GameStop Corporation revealed on Tuesday, March 26, that its stock dipped as its sales declined. Its stock was trading downright lower in after-hours following weaker-than-expected quarterly revenue disclosed during its recent Q4 earnings report.
Job Cuts and Weak Consumer Spending
According to Reuters, GameStop's shares nosedived by 16% in extended trading. The company said it has been laying off employees in an attempt to diminish costs, resulting in poor sales and lower revenue.
However, while the electronics and gaming firm disclosed the job cuts, it did not provide a specific percentage of its workforce impacted by the move. The company further explained that increasing competition coupled with weak consumer spending are other factors that led to the layoffs, and more may be announced later if sales fail to improve.
"An increasing mix of digital downloads is hurting physical retail, and there is simply no reason to go to the store if a consumer can just order a game and download it immediately," Michael Pachter, an analyst at Wedbush Securities, commented. "Revenues are highly unlikely to rebound unless management figures out a way to drive store traffic."

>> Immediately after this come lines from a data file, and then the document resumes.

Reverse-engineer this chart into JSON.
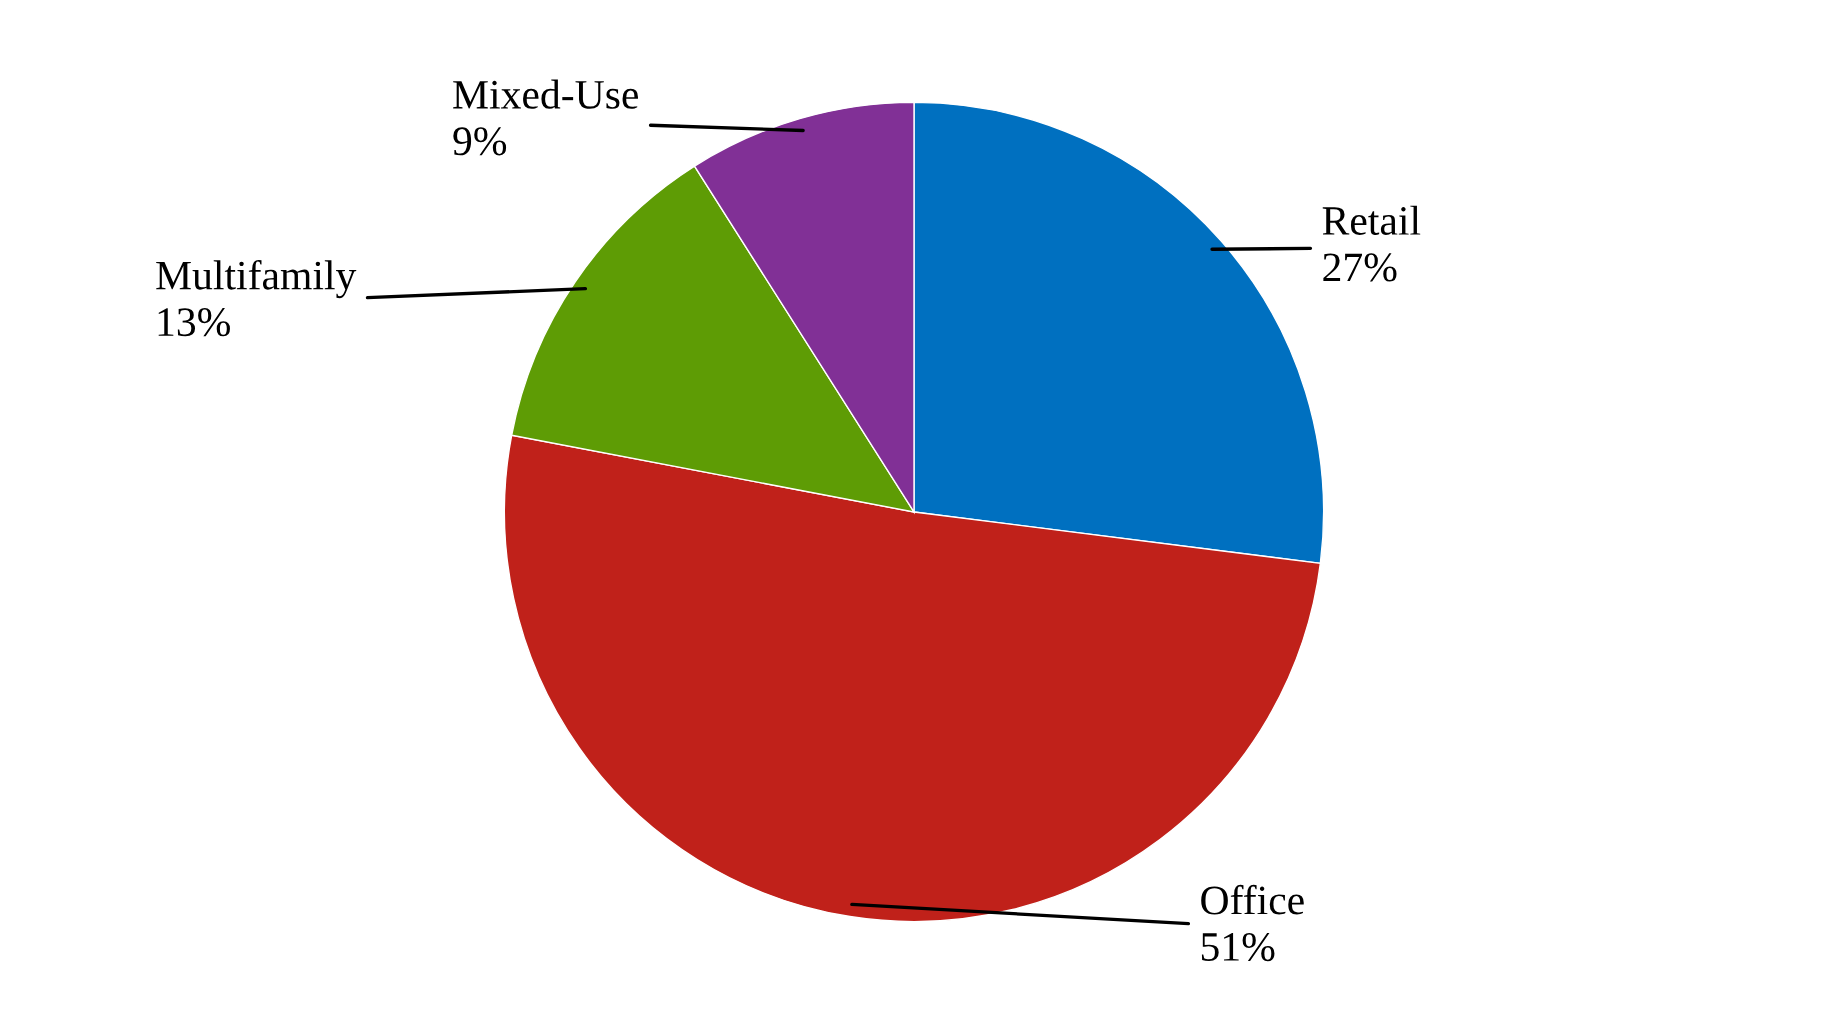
{
  "chart_data": {
    "type": "pie",
    "categories": [
      "Retail",
      "Office",
      "Multifamily",
      "Mixed-Use"
    ],
    "values": [
      27,
      51,
      13,
      9
    ],
    "value_labels": [
      "27%",
      "51%",
      "13%",
      "9%"
    ],
    "colors": [
      "#0070c0",
      "#c0211a",
      "#5e9c05",
      "#813096"
    ]
  }
}
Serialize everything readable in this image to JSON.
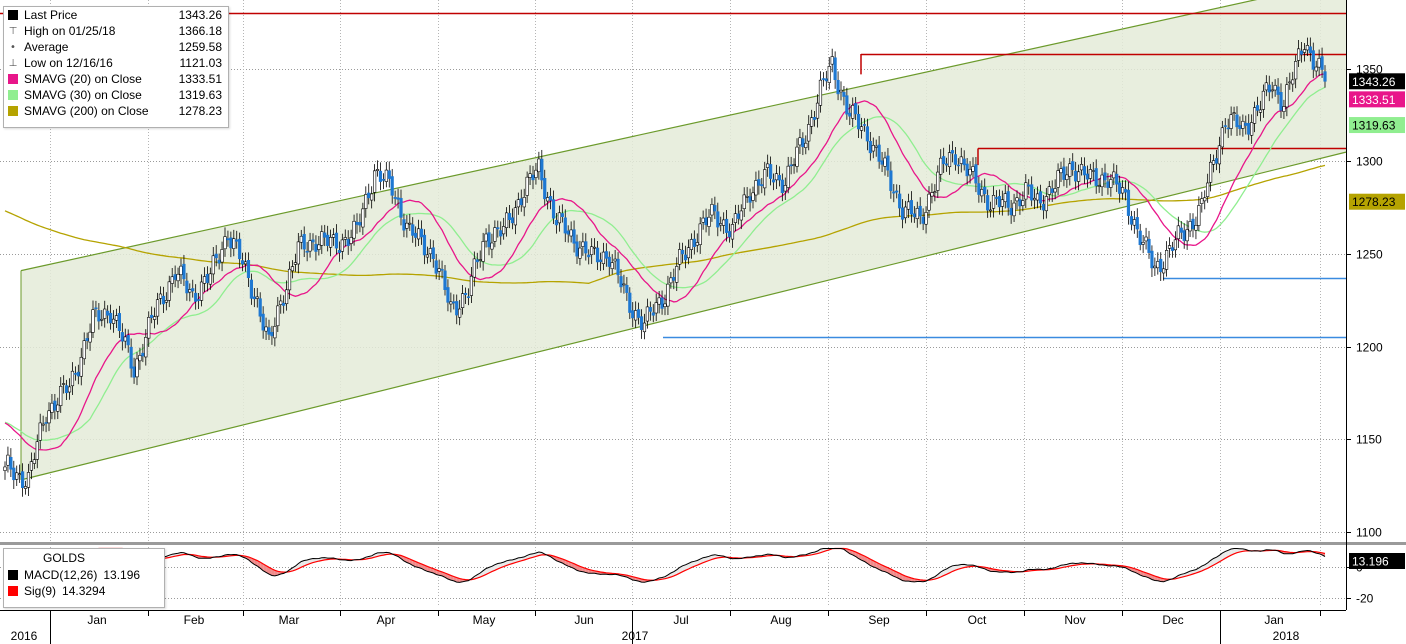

He added, "I suspect that they will keep trimming costs to generate breakeven or better, but it is inevitable that their sales will decline to an unsustainable level."
Inflation in the Gaming Biz
The weak revenue shows that GameStop, like the other companies, is not immune to inflation. Its sales from all of its retail categories, including hardware, accessories, software, and collectibles, have tumbled, indicating the effects of inflation.
Moreover, Quartz mentioned that GameStop is not doing well because consumers are not shopping as much as they used to. These days, many people are holding off on buying game consoles and related articles to save money, so business has been slow.